Hum Mol Genet. 2005 Dec 1;14(23):3549-56. doi: 10.1093/hmg/ddi376. Epub 2005 Nov 3.
Parkinson's disease (PD) is a complex neurodegenerative disorder whose aetiologies are largely unknown. To date, mutations in six genes have been found causal for some rare familial forms of the disease and common variation within at least three of these is associated with the more common sporadic forms of PD. LRRK2 is the most recently identified familial PD gene, although its role in sporadic disease is unknown. In this study, we have performed the first comprehensive evaluation of common genetic variation within LRRK2 and investigated its contribution to risk of sporadic PD. We first characterized the linkage disequilibrium within LRRK2 using a panel of densely spaced SNPs across the gene. We then identified a subset of tagging-SNPs (tSNP) that capture the majority of common variation within LRRK2. Both single tSNP and tSNP haplotype analyses, using a large epidemiologically matched sporadic case-control series comprising 932 individuals, yielded significant evidence for disease association. We identified a haplotype that dramatically increases disease risk when present in two copies (OR=5.5, 95%CI=2.1-14.0, P=0.0001). Thus, we provide the first evidence that common genetic variation within LRRK2 contributes to the risk of sporadic PD in the Chinese population.

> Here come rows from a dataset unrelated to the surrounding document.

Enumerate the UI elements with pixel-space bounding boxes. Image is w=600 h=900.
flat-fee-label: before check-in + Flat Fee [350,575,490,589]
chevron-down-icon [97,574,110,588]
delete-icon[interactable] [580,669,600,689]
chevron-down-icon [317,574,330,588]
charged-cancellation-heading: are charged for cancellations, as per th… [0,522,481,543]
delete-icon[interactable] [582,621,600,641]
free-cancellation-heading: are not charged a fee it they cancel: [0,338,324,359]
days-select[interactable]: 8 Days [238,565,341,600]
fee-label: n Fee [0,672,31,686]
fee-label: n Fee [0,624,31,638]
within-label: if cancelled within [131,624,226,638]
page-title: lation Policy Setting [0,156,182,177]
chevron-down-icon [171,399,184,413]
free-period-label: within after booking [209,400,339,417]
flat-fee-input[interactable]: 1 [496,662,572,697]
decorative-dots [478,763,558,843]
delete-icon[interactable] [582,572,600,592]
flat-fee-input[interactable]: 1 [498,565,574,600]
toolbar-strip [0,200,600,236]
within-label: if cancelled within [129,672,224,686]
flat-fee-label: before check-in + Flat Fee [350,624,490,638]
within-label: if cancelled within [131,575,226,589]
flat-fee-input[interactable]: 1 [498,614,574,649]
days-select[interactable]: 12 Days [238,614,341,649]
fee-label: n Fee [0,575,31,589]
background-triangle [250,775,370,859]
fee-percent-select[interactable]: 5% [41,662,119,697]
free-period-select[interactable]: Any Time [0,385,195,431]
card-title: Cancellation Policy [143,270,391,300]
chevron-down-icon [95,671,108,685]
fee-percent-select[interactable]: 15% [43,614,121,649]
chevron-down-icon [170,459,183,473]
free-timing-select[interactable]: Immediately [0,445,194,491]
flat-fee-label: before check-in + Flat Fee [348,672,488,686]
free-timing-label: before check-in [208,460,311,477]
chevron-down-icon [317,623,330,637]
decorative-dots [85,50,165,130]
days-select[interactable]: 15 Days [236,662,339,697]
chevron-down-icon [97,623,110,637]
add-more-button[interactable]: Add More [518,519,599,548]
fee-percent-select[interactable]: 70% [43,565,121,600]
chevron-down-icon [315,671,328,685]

帕金森病(PD)是一种复杂的神经退行性疾病,其病因大多未知。迄今为止,已发现六个基因的突变导致了该疾病的一些罕见家族形式,并且其中至少三个基因内的常见变异与更常见的散发性PD形式相关。LRRK2是最近鉴定出的家族性PD基因,但其在散发性疾病中的作用尚不清楚。在本研究中,我们首次对LRRK2内的常见基因变异进行了全面评估,并调查了其对散发性PD风险的贡献。我们首先使用一组跨越该基因的密集间隔单核苷酸多态性(SNP)来表征LRRK2内的连锁不平衡。然后我们鉴定了一组标签SNP(tSNP),其捕获了LRRK2内的大部分常见变异。使用包含932名个体的大型流行病学匹配的散发性病例对照系列进行的单tSNP和tSNP单倍型分析均产生了疾病关联的显著证据。我们鉴定出一种单倍型,当以两个拷贝存在时会显著增加疾病风险(比值比=5.5,95%置信区间=2.1-14.0,P=0.0001)。因此,我们提供了首个证据,证明LRRK2内的常见基因变异会增加中国人群散发性PD的风险。